EU-Staaten verfolgen Auslagerung von Asylverfahren aufmerksam

Die Vereinbarung über die Abwicklung von Asylverfahren in Drittstaaten ist eine Premiere, die von anderen EU-Staaten aufmerksam verfolgt wird. Bundesinnenministerin Nancy Faeser (SPD) bezeichnete sie als „interessantes Modell“. Sie kündigte an, die Erfahrungen aus dem Projekt in ihre Überlegungen zur Möglichkeit solcher Verfahren einzubeziehen. Allerdings ist die Ministerin der Auffassung, dass neben rechtlichen Fragen vor allem relevant ist, ob es einen Staat gibt, der überhaupt bereit wäre, solche Verfahren auf seinem Gebiet zu dulden.

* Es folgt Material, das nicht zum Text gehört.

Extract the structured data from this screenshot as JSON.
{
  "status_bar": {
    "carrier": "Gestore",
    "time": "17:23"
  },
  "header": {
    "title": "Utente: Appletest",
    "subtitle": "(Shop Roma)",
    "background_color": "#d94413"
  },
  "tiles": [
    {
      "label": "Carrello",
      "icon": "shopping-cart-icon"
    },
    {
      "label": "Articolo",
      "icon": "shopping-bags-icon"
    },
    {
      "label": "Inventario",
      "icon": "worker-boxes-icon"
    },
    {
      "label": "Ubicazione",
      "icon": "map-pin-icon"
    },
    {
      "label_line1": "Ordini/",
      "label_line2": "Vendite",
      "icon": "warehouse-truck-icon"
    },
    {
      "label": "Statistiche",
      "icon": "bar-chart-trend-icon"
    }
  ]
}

Die Unionsfraktion im Bundestag hält das Projekt für ein erfolgversprechendes Modell, an dem sich die Bundesregierung ein Beispiel nehmen sollte. „Es spricht einiges dafür, dass die Zusammenarbeit von Italien und Albanien Menschen ohne Schutzbedarf künftig davon abhält, sich auf den gefährlichen Weg über das Mittelmeer zu machen“, sagte die stellvertretende Fraktionsvorsitzende, Andrea Lindholz (CSU). Die Bundesregierung müsse die rechtlichen und praktischen Voraussetzungen für die Nutzung solcher Modelle schaffen.

Von der Leyen: können aus dem Albanien-Modell lernen

Rama erhielt nach eigenen Worten bereits viele Anfragen von anderen EU-Ländern, Asylsuchende in Albanien unterzubringen. Er habe diese aber abgelehnt, für Italien jedoch eine Ausnahme gemacht. Aus Melonis Sicht ist dies ein Erfolg. Beim EU-Gipfel der europäischen Staats- und Regierungschefs am Donnerstag dürfte die Ministerpräsidentin daher gestärkt auftreten. Das Thema Migration wird dort eine wichtige Rolle spielen.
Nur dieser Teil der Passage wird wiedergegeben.